Bei der folgenden Arbeit handelt es sich um eine Literaturarbeit zum Thema „Psychosoziale Angehörigenbetreuung bei Kindern mit Hirntumor”. Die entsprechende Literatur stammt aus verschiedenen Datenbanken und Bibliotheken. In der Praxis gewonnen Erfahrung zeigt, dass der Fokus der PatientInnen- Betreuung oft nur auf der „akut- Situation” des Patienten/ der Patientin liegt und die Krankheitsfolgen, ebenso wie die Auswirkung auf die Angehörigen im Allgemeinen kaum berücksichtigt werden.

In dieser Literaturarbeit wird den Fragen nachgegangen wie die bestmögliche Angehörigenbetreuung aussieht, welchen Belastungsfaktoren die Angehörigen ausgesetzt sind und welche die Bedingungen für eine optimale Beratung zu erfüllen sind. Weiters wird der medizinische Aspekt bei Hirntumoren erklärt und ein allgemeiner Einblick in dem Feld der (psychosozialen) Beratung gegeben.

Aus der Praxis ebenso wie aus der Literatur geht hervor, dass eine gesicherte Angehörigenbetreuung aufgrund von verschiedenen Faktoren kaum in den Pflegealltag zu integrieren ist. Zum einen ist oft nicht genügend Zeit, um sich auch den Lebenssituationen der Angehörigen zu widmen, zum anderen ist der Blick der Pflegepersonen meist nur auf die PatientInnen gerichtet. Außerdem fühlen sich die meisten Pflegepersonen nicht zuständig für den Bereich der Patientenberatung, obwohl der Beratungsauftrag im Gesundheits- und Krankenpflegegesetz schriftlich festgehalten ist.

Um diese Problematik anzugehen, muss sich auch die Einstellung des Pflegepersonals zum Thema der Beratung ändern und das Feld der Beratung muss in das Berufsbild - auch in der Praxis- fest integriert werden.

Zusammenfassung (Englisch)

The following paper is a literature review about psychosocial care of family members and caregivers with children suffering from brain tumor. The literature comes from several databases and libraries. Practical experience shows that patient care often focuses on the patient’s acute situations, but the consequences of the illness and is impact on family members are hardly ever considered. This literature review addresses the fallowing questions: what is he best care for family members? What are their stress factors? Which conditions have to be met for optimum counseling?

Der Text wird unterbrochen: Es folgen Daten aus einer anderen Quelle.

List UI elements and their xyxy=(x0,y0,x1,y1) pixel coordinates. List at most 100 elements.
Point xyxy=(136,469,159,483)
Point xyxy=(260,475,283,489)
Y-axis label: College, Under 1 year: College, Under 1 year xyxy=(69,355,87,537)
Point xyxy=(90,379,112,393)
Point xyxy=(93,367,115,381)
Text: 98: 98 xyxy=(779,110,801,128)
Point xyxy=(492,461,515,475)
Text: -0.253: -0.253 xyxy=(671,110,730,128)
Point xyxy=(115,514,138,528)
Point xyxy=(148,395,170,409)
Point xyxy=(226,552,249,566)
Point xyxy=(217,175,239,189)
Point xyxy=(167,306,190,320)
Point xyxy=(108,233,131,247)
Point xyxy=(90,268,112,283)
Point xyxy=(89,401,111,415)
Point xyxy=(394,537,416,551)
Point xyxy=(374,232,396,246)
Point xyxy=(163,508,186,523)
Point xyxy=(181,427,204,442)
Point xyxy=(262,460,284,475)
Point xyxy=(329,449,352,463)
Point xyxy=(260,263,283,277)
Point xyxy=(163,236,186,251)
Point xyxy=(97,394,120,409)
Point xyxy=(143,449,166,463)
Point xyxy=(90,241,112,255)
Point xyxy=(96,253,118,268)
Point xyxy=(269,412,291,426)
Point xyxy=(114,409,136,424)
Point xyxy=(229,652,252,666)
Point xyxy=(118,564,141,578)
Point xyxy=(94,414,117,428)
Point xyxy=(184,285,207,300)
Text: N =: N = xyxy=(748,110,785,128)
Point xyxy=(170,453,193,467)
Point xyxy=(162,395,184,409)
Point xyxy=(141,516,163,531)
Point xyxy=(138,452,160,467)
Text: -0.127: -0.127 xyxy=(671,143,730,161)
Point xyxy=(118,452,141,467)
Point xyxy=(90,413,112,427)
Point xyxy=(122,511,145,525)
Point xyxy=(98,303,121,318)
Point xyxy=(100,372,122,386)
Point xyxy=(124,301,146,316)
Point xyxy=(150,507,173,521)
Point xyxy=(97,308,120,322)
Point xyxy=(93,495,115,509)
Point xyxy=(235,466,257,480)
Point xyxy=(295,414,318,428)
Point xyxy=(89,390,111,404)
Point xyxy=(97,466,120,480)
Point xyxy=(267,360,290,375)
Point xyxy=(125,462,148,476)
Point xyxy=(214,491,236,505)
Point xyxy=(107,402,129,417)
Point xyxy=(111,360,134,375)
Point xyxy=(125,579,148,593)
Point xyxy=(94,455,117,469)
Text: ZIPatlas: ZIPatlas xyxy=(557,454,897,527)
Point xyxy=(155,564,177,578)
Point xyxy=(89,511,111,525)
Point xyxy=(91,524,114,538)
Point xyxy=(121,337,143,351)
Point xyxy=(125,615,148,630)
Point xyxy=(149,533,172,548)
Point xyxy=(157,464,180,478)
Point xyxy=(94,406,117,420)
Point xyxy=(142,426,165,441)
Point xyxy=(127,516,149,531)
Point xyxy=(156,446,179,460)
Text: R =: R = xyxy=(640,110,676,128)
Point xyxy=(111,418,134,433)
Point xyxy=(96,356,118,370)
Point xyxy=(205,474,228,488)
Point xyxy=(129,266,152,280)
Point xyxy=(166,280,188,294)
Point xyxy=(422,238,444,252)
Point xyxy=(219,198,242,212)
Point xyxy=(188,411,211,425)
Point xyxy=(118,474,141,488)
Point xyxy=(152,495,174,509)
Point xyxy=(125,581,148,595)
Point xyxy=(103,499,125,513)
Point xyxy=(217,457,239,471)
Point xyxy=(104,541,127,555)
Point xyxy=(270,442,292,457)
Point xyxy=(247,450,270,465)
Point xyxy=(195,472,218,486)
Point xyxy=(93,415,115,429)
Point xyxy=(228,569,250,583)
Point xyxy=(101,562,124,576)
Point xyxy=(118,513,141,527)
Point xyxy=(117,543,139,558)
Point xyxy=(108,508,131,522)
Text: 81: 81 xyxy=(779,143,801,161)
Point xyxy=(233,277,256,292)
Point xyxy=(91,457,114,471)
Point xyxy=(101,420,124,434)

Furthermore it explains medical aspects of brain tumors and it provides an overview of (psycho) social counseling.

Practical experience as well as the literature shows that, due to various factors, the care of family members can hardly be assured or integrated into the nurses’ daily routines.

On the on hand there is not enough sufficient time to deal with the life situations of the family members, on the other hand nurses tend to focus their attention to the patients.

Moreover, most nurses do not feel responsible for patient counseling, although the counseling order is stated in the nursing law.

In order to deal with this issue the nurses’ attitude regarding counseling has to change and the field of counseling has to be integrated in to the nursing practice.